Where did we create these? For now on paper.

So let’s break down each of these and how they apply to XYZ network. If you need some help with the terminology see this previous post.
64512:100 – Transit
Transit will apply to Typhoon Electric and Basement3.  These are companies you are buying internet transit from.

64512:200 – Peers
Peers apply to HopOffACloud and the IX. These are folks you are just exchanging your own and your customer’s routes with.

64512:300 – Customers
This applies to Mauler Automotive.  This is a customer buying Internet from you. They transit your network to get to the Internet.

64512:200 – Local
This applies to your own prefixes.  These are routes within your own network or this particular ASN.

Our next step is to take the incoming traffic and classify into one of these communities. Once we have it classified we can do stuff with it.

If we wanted to classify the Typhoon Electric traffic we would do the following in Mikrotik land:

/routing filter
add action=passthrough chain=TYPHOON-IN prefix=0.0.0.0/0 prefix-length=0-32 set-bgp-communities=64512:100 comment="Tag incoming prefixes with :100"

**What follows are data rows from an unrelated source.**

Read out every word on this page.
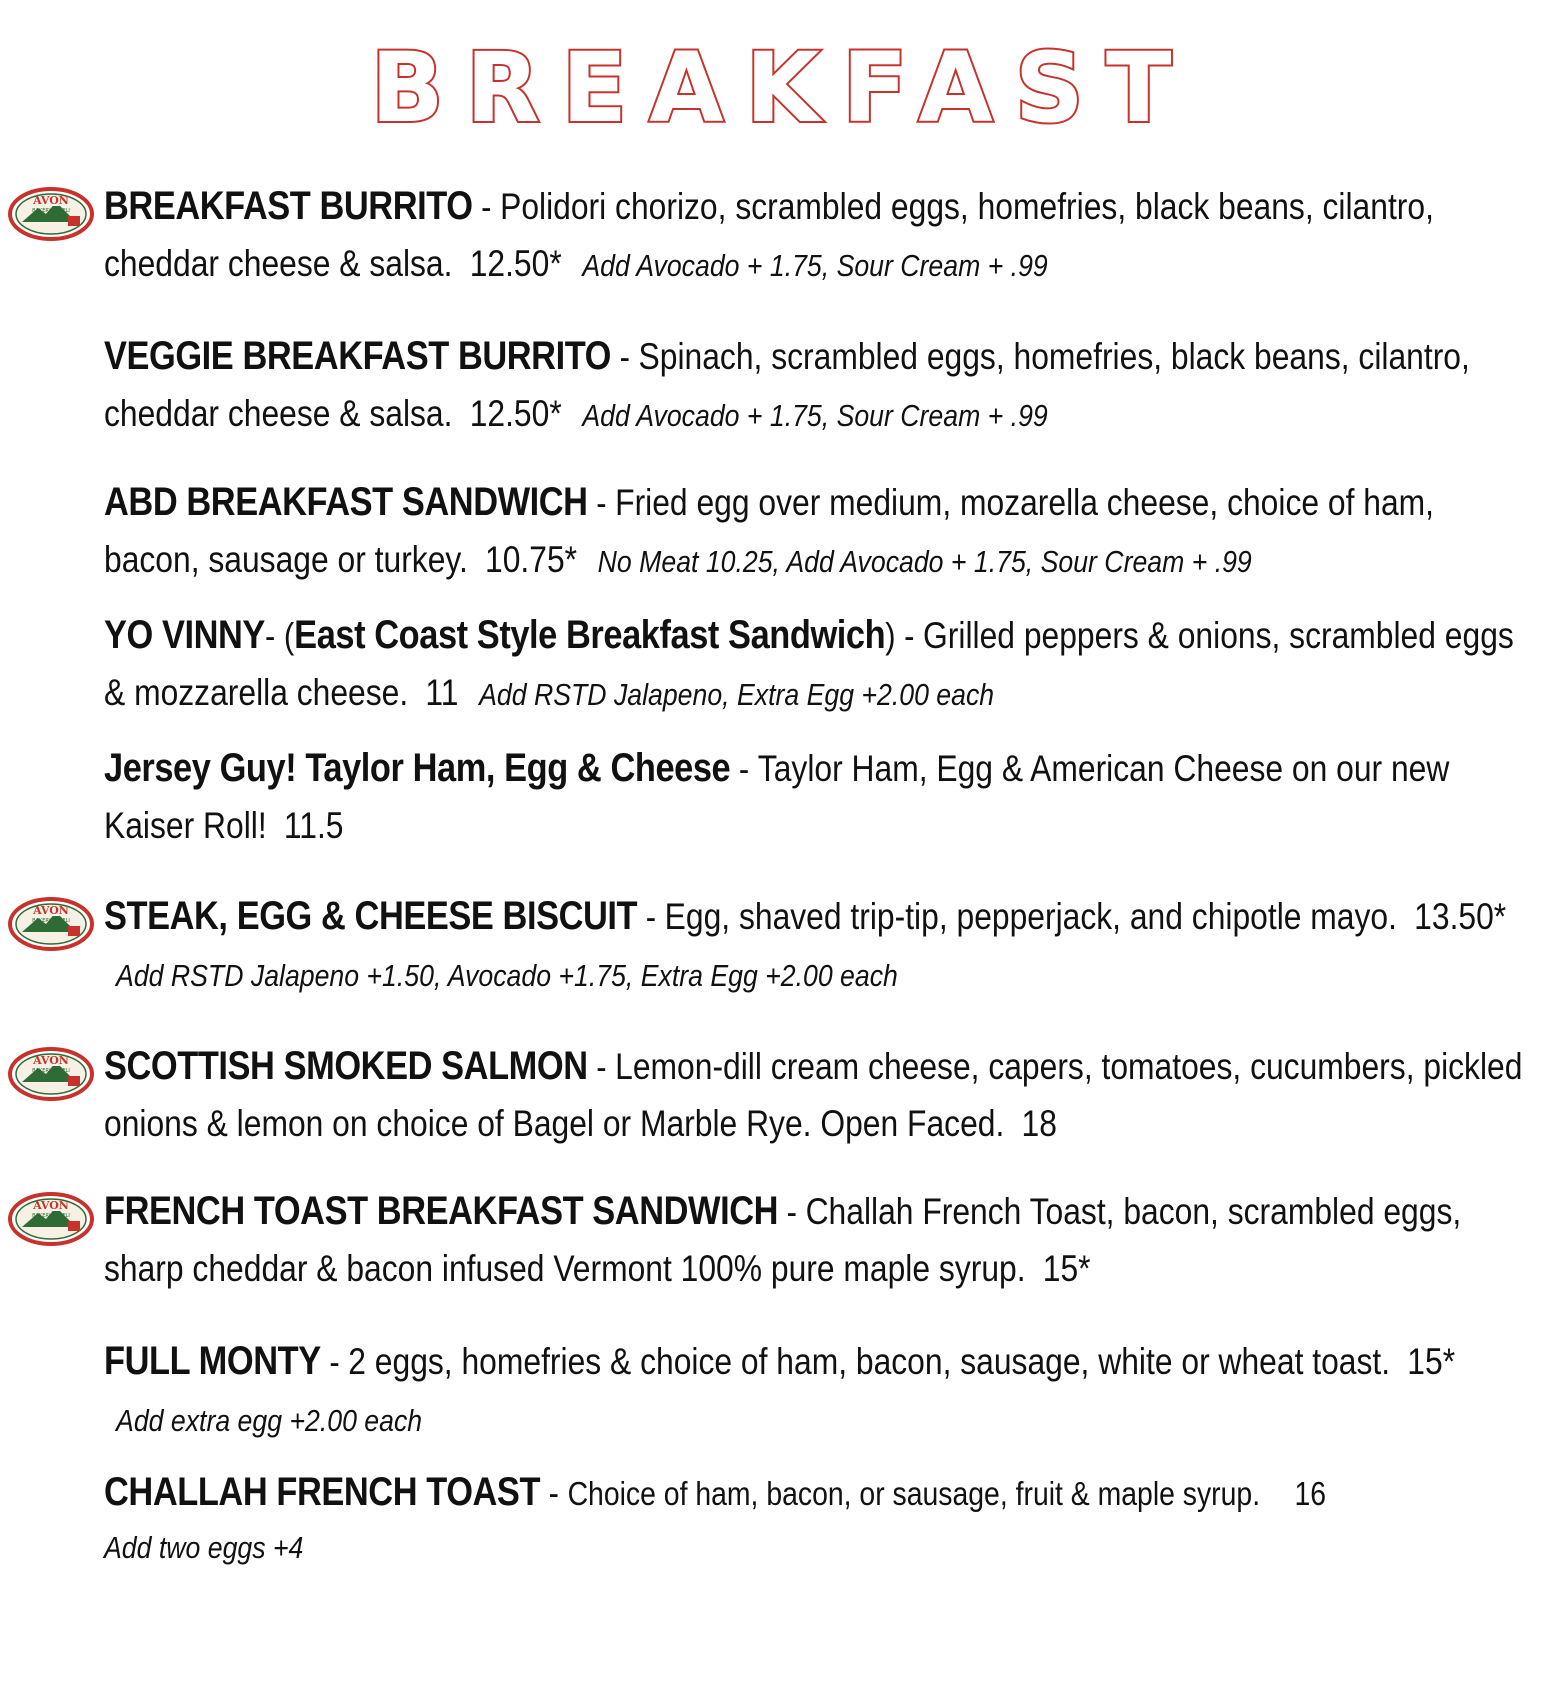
BREAKFAST
AVON
BAKERY & DELI BREAKFAST BURRITO - Polidori chorizo, scrambled eggs, homefries, black beans, cilantro, cheddar cheese & salsa. 12.50* Add Avocado + 1.75, Sour Cream + .99
VEGGIE BREAKFAST BURRITO - Spinach, scrambled eggs, homefries, black beans, cilantro, cheddar cheese & salsa. 12.50* Add Avocado + 1.75, Sour Cream + .99
ABD BREAKFAST SANDWICH - Fried egg over medium, mozarella cheese, choice of ham, bacon, sausage or turkey. 10.75* No Meat 10.25, Add Avocado + 1.75, Sour Cream + .99
YO VINNY- (East Coast Style Breakfast Sandwich) - Grilled peppers & onions, scrambled eggs & mozzarella cheese. 11 Add RSTD Jalapeno, Extra Egg +2.00 each
Jersey Guy! Taylor Ham, Egg & Cheese - Taylor Ham, Egg & American Cheese on our new Kaiser Roll! 11.5
AVON
BAKERY & DELI STEAK, EGG & CHEESE BISCUIT - Egg, shaved trip-tip, pepperjack, and chipotle mayo. 13.50* Add RSTD Jalapeno +1.50, Avocado +1.75, Extra Egg +2.00 each
AVON
BAKERY & DELI SCOTTISH SMOKED SALMON - Lemon-dill cream cheese, capers, tomatoes, cucumbers, pickled onions & lemon on choice of Bagel or Marble Rye. Open Faced. 18
AVON
BAKERY & DELI FRENCH TOAST BREAKFAST SANDWICH - Challah French Toast, bacon, scrambled eggs, sharp cheddar & bacon infused Vermont 100% pure maple syrup. 15*
FULL MONTY - 2 eggs, homefries & choice of ham, bacon, sausage, white or wheat toast. 15* Add extra egg +2.00 each
CHALLAH FRENCH TOAST - Choice of ham, bacon, or sausage, fruit & maple syrup. 16
Add two eggs +4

This would go at the top of your filter chain for the Typhoon Electric peer.  This simply applies 64512:100 to the prefixes learned from Typhoon.

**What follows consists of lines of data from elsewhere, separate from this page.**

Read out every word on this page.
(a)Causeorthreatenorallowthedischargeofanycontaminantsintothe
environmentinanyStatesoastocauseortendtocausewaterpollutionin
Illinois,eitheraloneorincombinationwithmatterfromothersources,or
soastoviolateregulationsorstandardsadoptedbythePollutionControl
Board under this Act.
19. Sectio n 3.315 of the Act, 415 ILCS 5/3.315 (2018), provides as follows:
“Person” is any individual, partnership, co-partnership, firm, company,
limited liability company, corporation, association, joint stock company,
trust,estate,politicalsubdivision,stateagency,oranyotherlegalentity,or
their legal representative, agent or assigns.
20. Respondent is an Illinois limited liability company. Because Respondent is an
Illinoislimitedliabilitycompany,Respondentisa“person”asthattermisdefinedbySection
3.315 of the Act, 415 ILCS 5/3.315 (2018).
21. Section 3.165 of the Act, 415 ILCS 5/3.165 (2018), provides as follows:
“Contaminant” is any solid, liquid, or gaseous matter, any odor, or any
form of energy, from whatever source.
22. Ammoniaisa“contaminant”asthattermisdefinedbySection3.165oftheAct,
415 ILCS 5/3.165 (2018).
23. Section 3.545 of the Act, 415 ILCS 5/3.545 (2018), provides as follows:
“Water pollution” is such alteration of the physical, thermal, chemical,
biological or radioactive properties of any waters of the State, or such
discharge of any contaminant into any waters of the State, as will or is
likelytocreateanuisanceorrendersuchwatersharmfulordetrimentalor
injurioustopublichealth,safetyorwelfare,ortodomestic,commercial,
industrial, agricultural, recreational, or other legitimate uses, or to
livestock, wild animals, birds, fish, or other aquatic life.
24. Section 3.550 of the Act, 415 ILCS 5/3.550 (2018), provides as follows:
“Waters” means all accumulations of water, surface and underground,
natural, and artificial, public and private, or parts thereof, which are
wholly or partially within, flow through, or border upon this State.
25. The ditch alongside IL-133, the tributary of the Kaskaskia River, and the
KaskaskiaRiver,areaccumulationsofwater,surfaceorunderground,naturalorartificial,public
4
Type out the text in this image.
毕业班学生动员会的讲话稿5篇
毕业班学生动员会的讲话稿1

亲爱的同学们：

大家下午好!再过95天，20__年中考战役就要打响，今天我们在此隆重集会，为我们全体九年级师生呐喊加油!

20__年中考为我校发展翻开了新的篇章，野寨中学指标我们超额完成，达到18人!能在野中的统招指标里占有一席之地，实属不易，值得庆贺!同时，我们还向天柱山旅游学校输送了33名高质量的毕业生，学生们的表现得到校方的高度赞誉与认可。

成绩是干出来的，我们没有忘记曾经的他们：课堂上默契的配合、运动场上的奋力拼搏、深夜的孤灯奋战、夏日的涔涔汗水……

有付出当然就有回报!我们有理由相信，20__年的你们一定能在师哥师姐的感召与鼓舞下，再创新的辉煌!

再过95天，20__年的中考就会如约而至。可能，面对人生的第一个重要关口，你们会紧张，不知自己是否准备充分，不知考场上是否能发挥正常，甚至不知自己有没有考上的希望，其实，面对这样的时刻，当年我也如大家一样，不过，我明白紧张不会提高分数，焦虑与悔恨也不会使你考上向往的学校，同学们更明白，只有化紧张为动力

In Cisco Land our configuration would look like this:

route-map Typhoon-in permit 20  
match ip address 102  
set community 64512:100

The above Cisco configuration creates a route map, matches a pre-existing access list named 102, and applies community 64512:100 to prefixes learned.

For Juniper you can add the following command to an incoming peer in policy-options:

set community Typhoon-in members 64512:100

Similar to the others you are applying this community to a policy.

So what have we done so far, we have taken the received prefixes from Typhoon Electric and applied community 64512:100 to it.  This simply puts a classifier on all traffic from that peer. We could modify the above example to classify traffic from our other peers based upon what community we want them tagged as.

In our next segment we will learn what we can do with these communities.